CXCR3 Ligands Are Associated with the Continuum of Diffuse Alveolar Damage to Chronic Lung Allograft Dysfunction

After lung transplantation, insults to the allograft generally result in one of four histopathologic patterns of injury: (1) acute rejection, (2) lymphocytic bronchiolitis, (3) organizing pneumonia, and (4) diffuse alveolar damage (DAD). We hypothesized that DAD, the most severe form of acute lung injury, would lead to the highest risk of chronic lung allograft dysfunction (CLAD) and that a type I immune response would mediate this process. Determine whether DAD is associated with CLAD and explore the potential role of CXCR3/ligand biology. Transbronchial biopsies from all lung transplant recipients were reviewed. The association between the four injury patterns and subsequent outcomes were evaluated using proportional hazards models with time-dependent covariates.
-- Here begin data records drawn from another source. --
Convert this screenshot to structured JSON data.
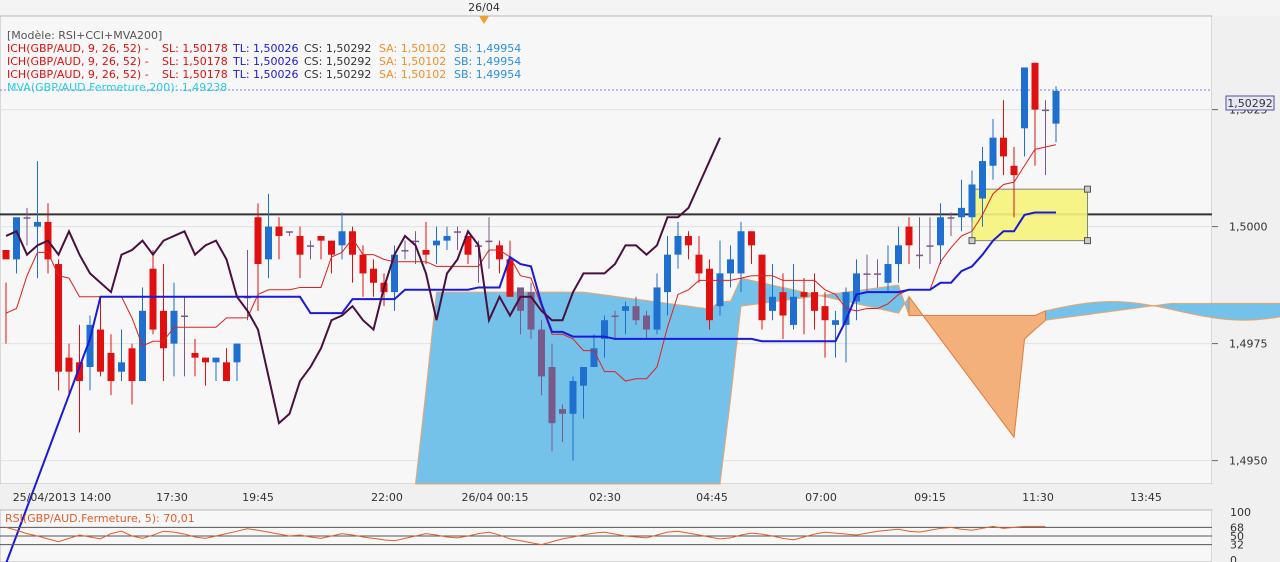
{
  "header": {
    "date_marker": "26/04"
  },
  "legend": {
    "model": "[Modèle: RSI+CCI+MVA200]",
    "ich_lines": [
      {
        "prefix": "ICH(GBP/AUD, 9, 26, 52) -",
        "sl": "SL: 1,50178",
        "tl": "TL: 1,50026",
        "cs": "CS: 1,50292",
        "sa": "SA: 1,50102",
        "sb": "SB: 1,49954"
      },
      {
        "prefix": "ICH(GBP/AUD, 9, 26, 52) -",
        "sl": "SL: 1,50178",
        "tl": "TL: 1,50026",
        "cs": "CS: 1,50292",
        "sa": "SA: 1,50102",
        "sb": "SB: 1,49954"
      },
      {
        "prefix": "ICH(GBP/AUD, 9, 26, 52) -",
        "sl": "SL: 1,50178",
        "tl": "TL: 1,50026",
        "cs": "CS: 1,50292",
        "sa": "SA: 1,50102",
        "sb": "SB: 1,49954"
      }
    ],
    "mva": "MVA(GBP/AUD.Fermeture,200): 1,49238"
  },
  "colors": {
    "bull": "#1e6fd0",
    "bear": "#e01010",
    "neutral": "#7a5a8a",
    "cloud_blue": "#6ec0ea",
    "cloud_orange": "#f4b07a",
    "kijun": "#1a1ad8",
    "tenkan": "#e02020",
    "chikou": "#4a1040",
    "level": "#333333",
    "rsi": "#e0602a",
    "mva": "#22d0e0",
    "zone": "#f6f47a"
  },
  "chart_data": [
    {
      "type": "candlestick",
      "symbol": "GBP/AUD",
      "ylim": [
        1.4945,
        1.5045
      ],
      "yticks": [
        "1,4950",
        "1,4975",
        "1,5000",
        "1,5025"
      ],
      "xticks": [
        "25/04/2013 14:00",
        "17:30",
        "19:45",
        "22:00",
        "26/04 00:15",
        "02:30",
        "04:45",
        "07:00",
        "09:15",
        "11:30",
        "13:45"
      ],
      "last_price": "1,50292",
      "horizontal_level": 1.50026,
      "candles": [
        [
          1.4995,
          1.4993,
          1.4988,
          1.4975
        ],
        [
          1.4993,
          1.5002,
          1.499,
          1.4994
        ],
        [
          1.5002,
          1.5002,
          1.5004,
          1.4996
        ],
        [
          1.5,
          1.5001,
          1.5014,
          1.4989
        ],
        [
          1.5001,
          1.4993,
          1.5005,
          1.499
        ],
        [
          1.4992,
          1.4969,
          1.4993,
          1.4965
        ],
        [
          1.4972,
          1.4969,
          1.4975,
          1.4964
        ],
        [
          1.4971,
          1.4967,
          1.4979,
          1.4956
        ],
        [
          1.497,
          1.4979,
          1.4981,
          1.4965
        ],
        [
          1.4978,
          1.4969,
          1.4985,
          1.4968
        ],
        [
          1.4973,
          1.4967,
          1.4977,
          1.4964
        ],
        [
          1.4969,
          1.4971,
          1.4978,
          1.4967
        ],
        [
          1.4974,
          1.4967,
          1.4975,
          1.4962
        ],
        [
          1.4967,
          1.4982,
          1.4987,
          1.4967
        ],
        [
          1.4991,
          1.4978,
          1.4995,
          1.4977
        ],
        [
          1.4982,
          1.4974,
          1.4992,
          1.4967
        ],
        [
          1.4975,
          1.4982,
          1.4988,
          1.4968
        ],
        [
          1.4981,
          1.4981,
          1.4985,
          1.4968
        ],
        [
          1.4973,
          1.4972,
          1.4976,
          1.4968
        ],
        [
          1.4972,
          1.4971,
          1.4972,
          1.4966
        ],
        [
          1.4971,
          1.4972,
          1.4972,
          1.4967
        ],
        [
          1.4971,
          1.4967,
          1.4974,
          1.4967
        ],
        [
          1.4971,
          1.4975,
          1.4975,
          1.4967
        ],
        [
          1.4985,
          1.4985,
          1.4995,
          1.498
        ],
        [
          1.5002,
          1.4992,
          1.5005,
          1.4982
        ],
        [
          1.4993,
          1.5,
          1.5007,
          1.4989
        ],
        [
          1.5,
          1.4998,
          1.5002,
          1.4993
        ],
        [
          1.4999,
          1.4999,
          1.4999,
          1.4998
        ],
        [
          1.4998,
          1.4994,
          1.5,
          1.4989
        ],
        [
          1.4996,
          1.4996,
          1.4997,
          1.4993
        ],
        [
          1.4998,
          1.4997,
          1.4998,
          1.4993
        ],
        [
          1.4997,
          1.4994,
          1.4997,
          1.499
        ],
        [
          1.4996,
          1.4999,
          1.5003,
          1.4993
        ],
        [
          1.4999,
          1.4994,
          1.5,
          1.4988
        ],
        [
          1.4994,
          1.499,
          1.4996,
          1.4985
        ],
        [
          1.4991,
          1.4988,
          1.4993,
          1.4985
        ],
        [
          1.4988,
          1.4986,
          1.499,
          1.4983
        ],
        [
          1.4986,
          1.4994,
          1.4996,
          1.4982
        ],
        [
          1.4995,
          1.4995,
          1.4997,
          1.4993
        ],
        [
          1.4997,
          1.4997,
          1.4999,
          1.4992
        ],
        [
          1.4995,
          1.4994,
          1.5001,
          1.4992
        ],
        [
          1.4996,
          1.4997,
          1.5,
          1.4992
        ],
        [
          1.4997,
          1.4998,
          1.5,
          1.4995
        ],
        [
          1.4999,
          1.4999,
          1.5,
          1.4995
        ],
        [
          1.4998,
          1.4994,
          1.4998,
          1.4992
        ],
        [
          1.4996,
          1.4996,
          1.4997,
          1.4988
        ],
        [
          1.4997,
          1.4997,
          1.5002,
          1.4991
        ],
        [
          1.4996,
          1.4993,
          1.4997,
          1.499
        ],
        [
          1.4993,
          1.4985,
          1.4997,
          1.4985
        ],
        [
          1.4987,
          1.4982,
          1.4987,
          1.4977
        ],
        [
          1.4986,
          1.4978,
          1.4988,
          1.4976
        ],
        [
          1.4978,
          1.4968,
          1.498,
          1.4964
        ],
        [
          1.497,
          1.4958,
          1.4975,
          1.4952
        ],
        [
          1.4961,
          1.496,
          1.4962,
          1.4954
        ],
        [
          1.496,
          1.4967,
          1.4968,
          1.495
        ],
        [
          1.4966,
          1.497,
          1.497,
          1.4959
        ],
        [
          1.497,
          1.4974,
          1.4977,
          1.497
        ],
        [
          1.4976,
          1.498,
          1.4981,
          1.4972
        ],
        [
          1.4981,
          1.4981,
          1.4982,
          1.4976
        ],
        [
          1.4982,
          1.4983,
          1.4984,
          1.4977
        ],
        [
          1.4983,
          1.498,
          1.4985,
          1.4979
        ],
        [
          1.4981,
          1.4978,
          1.4982,
          1.4976
        ],
        [
          1.4978,
          1.4987,
          1.499,
          1.4977
        ],
        [
          1.4986,
          1.4994,
          1.4998,
          1.4981
        ],
        [
          1.4994,
          1.4998,
          1.5001,
          1.4991
        ],
        [
          1.4998,
          1.4996,
          1.4999,
          1.4993
        ],
        [
          1.4994,
          1.499,
          1.4998,
          1.4988
        ],
        [
          1.4991,
          1.498,
          1.4993,
          1.4978
        ],
        [
          1.4983,
          1.499,
          1.4997,
          1.4981
        ],
        [
          1.499,
          1.4993,
          1.4996,
          1.4987
        ],
        [
          1.499,
          1.4999,
          1.5001,
          1.4986
        ],
        [
          1.4999,
          1.4996,
          1.4999,
          1.4992
        ],
        [
          1.4994,
          1.498,
          1.4994,
          1.4978
        ],
        [
          1.4982,
          1.4985,
          1.4992,
          1.498
        ],
        [
          1.4986,
          1.4981,
          1.499,
          1.4976
        ],
        [
          1.4979,
          1.4985,
          1.4992,
          1.4978
        ],
        [
          1.4986,
          1.4985,
          1.4989,
          1.4977
        ],
        [
          1.4986,
          1.4982,
          1.499,
          1.4978
        ],
        [
          1.4983,
          1.498,
          1.4986,
          1.4972
        ],
        [
          1.4979,
          1.498,
          1.4982,
          1.4972
        ],
        [
          1.4979,
          1.4986,
          1.4987,
          1.4971
        ],
        [
          1.4984,
          1.499,
          1.4993,
          1.498
        ],
        [
          1.499,
          1.499,
          1.4994,
          1.4986
        ],
        [
          1.499,
          1.499,
          1.4993,
          1.4987
        ],
        [
          1.4988,
          1.4992,
          1.4996,
          1.4986
        ],
        [
          1.4992,
          1.4996,
          1.5,
          1.4988
        ],
        [
          1.5,
          1.4996,
          1.5002,
          1.4992
        ],
        [
          1.4994,
          1.4994,
          1.5002,
          1.4991
        ],
        [
          1.4996,
          1.4996,
          1.5002,
          1.4992
        ],
        [
          1.4996,
          1.5002,
          1.5005,
          1.4992
        ],
        [
          1.5002,
          1.5002,
          1.5003,
          1.4998
        ],
        [
          1.5002,
          1.5004,
          1.501,
          1.4999
        ],
        [
          1.5002,
          1.5009,
          1.5012,
          1.5001
        ],
        [
          1.5006,
          1.5014,
          1.5017,
          1.5
        ],
        [
          1.5013,
          1.5019,
          1.5023,
          1.501
        ],
        [
          1.5019,
          1.5015,
          1.5027,
          1.5011
        ],
        [
          1.5013,
          1.5011,
          1.5017,
          1.5002
        ],
        [
          1.5021,
          1.5034,
          1.5034,
          1.5015
        ],
        [
          1.5035,
          1.5025,
          1.5035,
          1.5013
        ],
        [
          1.5025,
          1.5025,
          1.5027,
          1.5011
        ],
        [
          1.5022,
          1.5029,
          1.503,
          1.5018
        ]
      ],
      "indicators": [
        "Kijun (blue): 1.4928 at first bar rising to 1.4985 by bar 5, flat 1.4985 to bar 18, 1.4987-1.4990 to bar 40, 1.4992 around bar 42-46, falling to 1.4980 by bar 50, flat 1.4980 to bar 80, 1.4982 to bar 89, rising 1.4998 at bar 92, 1.5002 at bar 95, flat 1.50026 to bar 99",
        "Tenkan (red): follows price; last value 1.50178",
        "Chikou (dark purple): lagged close, ends near 1.5029 around 04:45",
        "Senkou span A 1.50102, span B 1.49954 at last bar; cloud projected to ~13:45",
        "MVA 200: 1.49238"
      ],
      "rectangle": "yellow zone 1.4997 to 1.5008 from about 10:00 to 12:15"
    },
    {
      "type": "line",
      "title": "RSI(GBP/AUD.Fermeture, 5): 70,01",
      "ylim": [
        0,
        100
      ],
      "yticks": [
        "100",
        "68",
        "50",
        "32",
        "0"
      ],
      "series": [
        {
          "name": "RSI 5",
          "values": [
            68,
            62,
            55,
            50,
            44,
            38,
            45,
            52,
            48,
            44,
            55,
            60,
            50,
            45,
            52,
            60,
            58,
            54,
            48,
            45,
            50,
            55,
            60,
            65,
            62,
            58,
            54,
            50,
            52,
            48,
            45,
            50,
            55,
            52,
            48,
            45,
            42,
            40,
            45,
            50,
            55,
            52,
            48,
            46,
            50,
            55,
            58,
            52,
            44,
            40,
            36,
            32,
            38,
            44,
            48,
            52,
            56,
            58,
            54,
            50,
            48,
            46,
            52,
            58,
            60,
            56,
            52,
            48,
            44,
            46,
            52,
            56,
            54,
            50,
            45,
            42,
            48,
            54,
            58,
            56,
            54,
            52,
            56,
            60,
            62,
            64,
            60,
            58,
            62,
            66,
            68,
            64,
            62,
            66,
            70,
            66,
            68,
            70,
            70,
            70
          ]
        }
      ]
    }
  ]
}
Bronchoalveolar lavage (BAL) concentrations of the CXCR3 ligands (CXCL9/MIG, CXCL10/IP10, and CXCL11/ITAC) were compared between allograft injury patterns and "healthy" biopsies using linear mixed-effects models. The effect of these chemokine alterations on CLAD risk was assessed using Cox models with serial BAL measurements as time-dependent covariates. There were 1,585 biopsies from 441 recipients with 62 episodes of DAD. An episode of DAD was associated with increased risk of CLAD (hazard ratio, 3.0; 95% confidence interval, 1.9-4.7) and death (hazard ratio, 2.3; 95% confidence interval, 1.7-3.0). There were marked elevations in BAL CXCR3 ligand concentrations during DAD. Furthermore, prolonged elevation of these chemokines in serial BAL fluid measurements predicted the development of CLAD. DAD is associated with marked increases in the risk of CLAD and death after lung transplantation. This association may be mediated in part by an aberrant type I immune response involving CXCR3/ligands.